たまに点滴しているとか特に体調が悪い利用者様がいた場合はベッドまで様子を見に行ったりします。
病棟入りする時間は?
私はだいたい10分前ぐらいに出勤しています。みなさん5~20分前出勤と割とばらばらです。早い人だと30分前に出勤してくる人もいます。
7:30 朝のミーティング
日勤看護師・介護スタッフみんなで本日の予定を確認します。
- 病棟担当医師の確認
- 検査
- 医療処置
- 他病院受診
- ショートステイ利用者
- 外出・外泊の予定
- 特別支援学校の行事
- 本日のレクの内容(介護スタッフさんより)
- 師長からの連絡 など
7:35 申し送り
夜勤さんから申し送りをもらいます。
- 夜間の睡眠状況
- 食欲・活気
- てんかん発作
- 新規・変更のあった指示や内服、処置
- 吸引頻度や痰の性状
- 排便状況 など
てんかん発作
既往にてんかんのある利用者様が多いので、てんかん発作はよくあります。てんかん発作が起こった時間や持続時間、その時のバイタルサイン、酸素投与の有無や臨時薬剤使用の有無など細かく申し送りをしていきます。
便秘
便秘の利用者様が多いので排便チェックは必ず行います。便秘が続いている利用者様は日中で浣腸等の排便処置を行います。便秘の日数でどんな排便処置を行うか一人ひとり指示が出ています。
治療
肺炎など体調が悪化した場合は、抗生剤治療等は施設内で行うので、使っている抗生剤や補液内容、欠食有無などの治療内容を確認します。
小さな変化も見逃さない
食欲や活気など、私は転職した当初「申し送り細かいな」と思いました。
重症心身障害児(者)は意思疎通が困難な場合が多いので、身体の不調を上手に訴えることができません。

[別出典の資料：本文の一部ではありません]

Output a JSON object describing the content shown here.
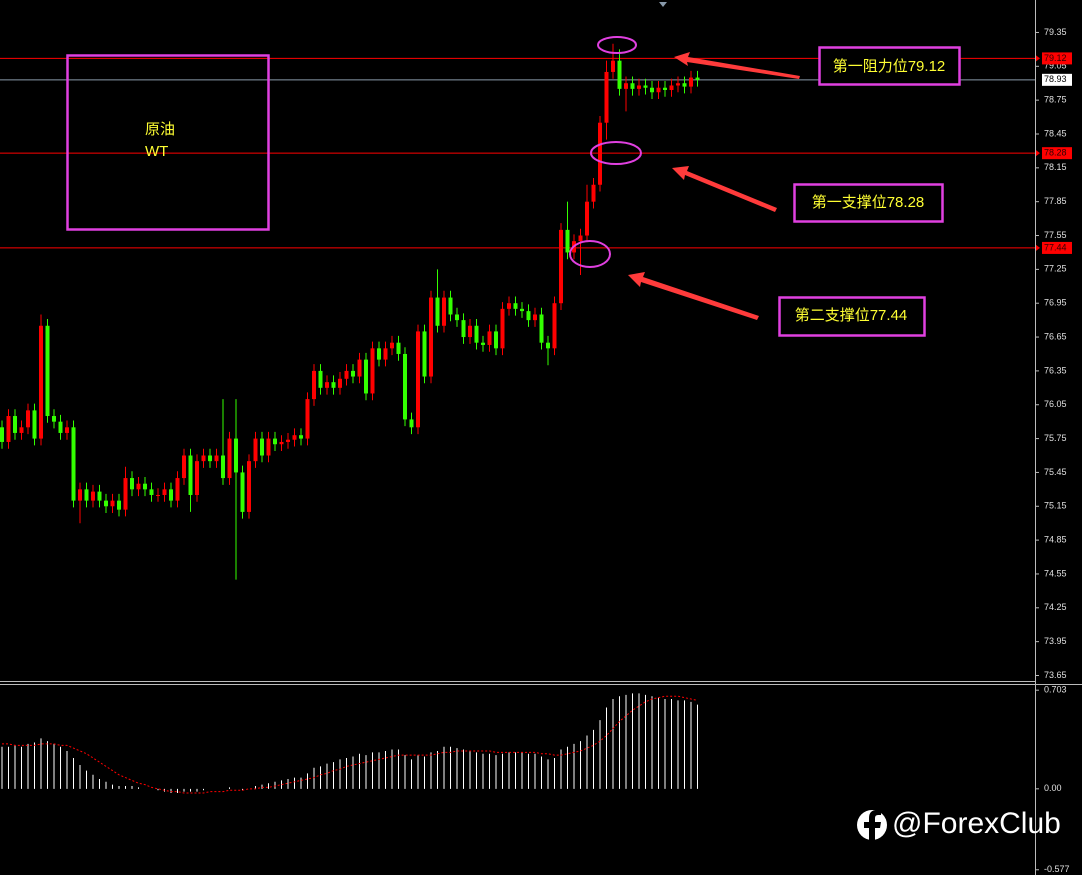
{
  "chart_data": [
    {
      "type": "candlestick",
      "up_color": "#ff0000",
      "down_color": "#33ff00",
      "ylim": [
        73.61,
        79.62
      ],
      "yticks": [
        79.35,
        79.05,
        78.75,
        78.45,
        78.15,
        77.85,
        77.55,
        77.25,
        76.95,
        76.65,
        76.35,
        76.05,
        75.75,
        75.45,
        75.15,
        74.85,
        74.55,
        74.25,
        73.95,
        73.65
      ],
      "levels": [
        79.12,
        78.28,
        77.44
      ],
      "level_color": "#ff0000",
      "current_price": 78.93,
      "label_lines": [
        "原油",
        "WT"
      ],
      "annotations": [
        "第一阻力位79.12",
        "第一支撑位78.28",
        "第二支撑位77.44"
      ],
      "open": [
        75.85,
        75.72,
        75.95,
        75.8,
        75.85,
        76.0,
        75.75,
        76.75,
        75.95,
        75.9,
        75.8,
        75.85,
        75.2,
        75.3,
        75.2,
        75.28,
        75.2,
        75.15,
        75.2,
        75.12,
        75.4,
        75.3,
        75.35,
        75.3,
        75.25,
        75.25,
        75.3,
        75.2,
        75.4,
        75.6,
        75.25,
        75.55,
        75.6,
        75.55,
        75.6,
        75.4,
        75.75,
        75.45,
        75.1,
        75.55,
        75.75,
        75.6,
        75.75,
        75.7,
        75.72,
        75.74,
        75.78,
        75.75,
        76.1,
        76.35,
        76.2,
        76.25,
        76.2,
        76.28,
        76.35,
        76.3,
        76.45,
        76.15,
        76.55,
        76.45,
        76.55,
        76.6,
        76.5,
        75.92,
        75.85,
        76.7,
        76.3,
        77.0,
        76.75,
        77.0,
        76.85,
        76.8,
        76.65,
        76.75,
        76.6,
        76.58,
        76.7,
        76.55,
        76.9,
        76.95,
        76.9,
        76.88,
        76.8,
        76.85,
        76.6,
        76.55,
        76.95,
        77.6,
        77.4,
        77.5,
        77.55,
        77.85,
        78.0,
        78.55,
        79.0,
        79.1,
        78.85,
        78.9,
        78.85,
        78.88,
        78.86,
        78.82,
        78.86,
        78.84,
        78.88,
        78.9,
        78.87,
        78.95
      ],
      "high": [
        75.91,
        76.01,
        76.01,
        75.91,
        76.06,
        76.06,
        76.85,
        76.81,
        76.01,
        75.96,
        75.91,
        75.91,
        75.36,
        75.36,
        75.34,
        75.34,
        75.26,
        75.26,
        75.26,
        75.5,
        75.46,
        75.41,
        75.41,
        75.36,
        75.31,
        75.36,
        75.36,
        75.46,
        75.66,
        75.66,
        75.61,
        75.66,
        75.66,
        75.66,
        76.1,
        75.81,
        76.1,
        75.51,
        75.61,
        75.81,
        75.81,
        75.81,
        75.81,
        75.78,
        75.8,
        75.84,
        75.84,
        76.16,
        76.41,
        76.41,
        76.31,
        76.31,
        76.34,
        76.41,
        76.41,
        76.51,
        76.51,
        76.61,
        76.61,
        76.61,
        76.66,
        76.66,
        76.56,
        75.98,
        76.76,
        76.76,
        77.06,
        77.25,
        77.06,
        77.06,
        76.91,
        76.86,
        76.81,
        76.81,
        76.66,
        76.76,
        76.76,
        76.96,
        77.01,
        77.01,
        76.96,
        76.94,
        76.91,
        76.91,
        76.66,
        77.01,
        77.66,
        77.85,
        77.56,
        77.61,
        78.0,
        78.06,
        78.61,
        79.1,
        79.25,
        79.2,
        78.96,
        78.96,
        78.94,
        78.94,
        78.92,
        78.92,
        78.92,
        78.94,
        78.96,
        78.96,
        79.01,
        79.01
      ],
      "low": [
        75.66,
        75.66,
        75.74,
        75.74,
        75.79,
        75.69,
        75.69,
        75.89,
        75.84,
        75.74,
        75.74,
        75.14,
        75.0,
        75.14,
        75.14,
        75.14,
        75.09,
        75.09,
        75.06,
        75.06,
        75.24,
        75.24,
        75.24,
        75.19,
        75.19,
        75.19,
        75.14,
        75.14,
        75.34,
        75.1,
        75.19,
        75.49,
        75.49,
        75.49,
        75.34,
        75.34,
        74.5,
        75.04,
        75.04,
        75.49,
        75.54,
        75.54,
        75.64,
        75.64,
        75.66,
        75.68,
        75.69,
        75.69,
        76.04,
        76.14,
        76.14,
        76.14,
        76.14,
        76.22,
        76.24,
        76.24,
        76.09,
        76.09,
        76.39,
        76.39,
        76.49,
        76.44,
        75.86,
        75.79,
        75.79,
        76.24,
        76.24,
        76.69,
        76.69,
        76.79,
        76.74,
        76.59,
        76.59,
        76.54,
        76.52,
        76.52,
        76.49,
        76.49,
        76.84,
        76.84,
        76.82,
        76.74,
        76.74,
        76.54,
        76.4,
        76.49,
        76.89,
        77.34,
        77.34,
        77.2,
        77.49,
        77.79,
        77.94,
        78.4,
        78.94,
        78.79,
        78.65,
        78.79,
        78.79,
        78.8,
        78.76,
        78.76,
        78.78,
        78.78,
        78.82,
        78.81,
        78.81,
        78.87
      ],
      "close": [
        75.72,
        75.95,
        75.8,
        75.85,
        76.0,
        75.75,
        76.75,
        75.95,
        75.9,
        75.8,
        75.85,
        75.2,
        75.3,
        75.2,
        75.28,
        75.2,
        75.15,
        75.2,
        75.12,
        75.4,
        75.3,
        75.35,
        75.3,
        75.25,
        75.25,
        75.3,
        75.2,
        75.4,
        75.6,
        75.25,
        75.55,
        75.6,
        75.55,
        75.6,
        75.4,
        75.75,
        75.45,
        75.1,
        75.55,
        75.75,
        75.6,
        75.75,
        75.7,
        75.72,
        75.74,
        75.78,
        75.75,
        76.1,
        76.35,
        76.2,
        76.25,
        76.2,
        76.28,
        76.35,
        76.3,
        76.45,
        76.15,
        76.55,
        76.45,
        76.55,
        76.6,
        76.5,
        75.92,
        75.85,
        76.7,
        76.3,
        77.0,
        76.75,
        77.0,
        76.85,
        76.8,
        76.65,
        76.75,
        76.6,
        76.58,
        76.7,
        76.55,
        76.9,
        76.95,
        76.9,
        76.88,
        76.8,
        76.85,
        76.6,
        76.55,
        76.95,
        77.6,
        77.4,
        77.5,
        77.55,
        77.85,
        78.0,
        78.55,
        79.0,
        79.1,
        78.85,
        78.9,
        78.85,
        78.88,
        78.86,
        78.82,
        78.86,
        78.84,
        78.88,
        78.9,
        78.87,
        78.95,
        78.93
      ]
    },
    {
      "type": "macd",
      "ylim": [
        -0.6,
        0.74
      ],
      "yticks": [
        0.703,
        {
          "value": 0,
          "label": "0.00"
        },
        -0.577
      ],
      "histogram": {
        "color": "#ffffff",
        "values": [
          0.3,
          0.3,
          0.31,
          0.3,
          0.32,
          0.33,
          0.36,
          0.34,
          0.32,
          0.3,
          0.27,
          0.22,
          0.17,
          0.13,
          0.1,
          0.07,
          0.05,
          0.03,
          0.02,
          0.02,
          0.02,
          0.01,
          0.0,
          0.0,
          -0.01,
          -0.02,
          -0.03,
          -0.03,
          -0.02,
          -0.02,
          -0.02,
          -0.01,
          0.0,
          0.0,
          0.0,
          0.01,
          0.0,
          -0.01,
          0.0,
          0.02,
          0.03,
          0.04,
          0.05,
          0.06,
          0.07,
          0.08,
          0.08,
          0.11,
          0.15,
          0.16,
          0.18,
          0.19,
          0.21,
          0.22,
          0.23,
          0.25,
          0.24,
          0.26,
          0.26,
          0.27,
          0.28,
          0.28,
          0.24,
          0.21,
          0.24,
          0.23,
          0.26,
          0.27,
          0.3,
          0.3,
          0.29,
          0.28,
          0.27,
          0.26,
          0.25,
          0.25,
          0.24,
          0.25,
          0.26,
          0.26,
          0.26,
          0.25,
          0.25,
          0.23,
          0.21,
          0.22,
          0.28,
          0.3,
          0.32,
          0.34,
          0.38,
          0.42,
          0.49,
          0.58,
          0.64,
          0.66,
          0.67,
          0.68,
          0.68,
          0.67,
          0.66,
          0.65,
          0.64,
          0.64,
          0.63,
          0.63,
          0.62,
          0.6
        ]
      },
      "signal": {
        "color": "#ff0000",
        "values": [
          0.32,
          0.32,
          0.31,
          0.31,
          0.31,
          0.31,
          0.32,
          0.32,
          0.32,
          0.31,
          0.31,
          0.29,
          0.27,
          0.25,
          0.22,
          0.19,
          0.16,
          0.13,
          0.1,
          0.08,
          0.06,
          0.04,
          0.03,
          0.01,
          0.0,
          -0.01,
          -0.02,
          -0.02,
          -0.03,
          -0.03,
          -0.03,
          -0.03,
          -0.02,
          -0.02,
          -0.02,
          -0.01,
          -0.01,
          -0.01,
          0.0,
          0.0,
          0.01,
          0.01,
          0.02,
          0.03,
          0.04,
          0.05,
          0.06,
          0.07,
          0.08,
          0.1,
          0.11,
          0.13,
          0.14,
          0.16,
          0.17,
          0.18,
          0.19,
          0.2,
          0.21,
          0.22,
          0.23,
          0.24,
          0.24,
          0.24,
          0.24,
          0.24,
          0.24,
          0.25,
          0.26,
          0.26,
          0.27,
          0.27,
          0.27,
          0.27,
          0.27,
          0.27,
          0.26,
          0.26,
          0.26,
          0.26,
          0.26,
          0.26,
          0.26,
          0.25,
          0.25,
          0.24,
          0.24,
          0.25,
          0.26,
          0.27,
          0.29,
          0.31,
          0.34,
          0.38,
          0.43,
          0.48,
          0.52,
          0.56,
          0.59,
          0.62,
          0.64,
          0.65,
          0.66,
          0.66,
          0.66,
          0.65,
          0.64,
          0.63
        ]
      }
    }
  ],
  "watermark": "@ForexClub"
}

だからこそ、日々の観察の中で少しでもいつもと違うなと感じるところから体調の変化を読み取っていくことが大切です。
また、長期で入所しているからこそ利用者様への理解が深まり、日常の小さな変化でも気づきやすいのだと思います。
★重症心身障害児(者)施設の申し送り・観察ポイント
7:45 バイタルサイン測定・人工呼吸器設定の確認・食事介助・与薬・口腔ケア
バイタルサイン測定
- 体温
- 脈拍
- 呼吸数
- 酸素飽和度
- 血圧(週1回)
担当チームの利用者様のバイタルサイン測定を実施します。
血圧については、血圧管理が必要な利用者様は毎日測定していますが、特に血圧管理が必要なければ週1回測定します。
人工呼吸器設定の確認
重症チームでは人工呼吸器の設定の確認と呼吸状態の観察を行います。
内服薬チェック・与薬
経口摂取できる利用者様の朝食が始まるので軽症チーム担当看護師は朝の内服薬チェックを行います。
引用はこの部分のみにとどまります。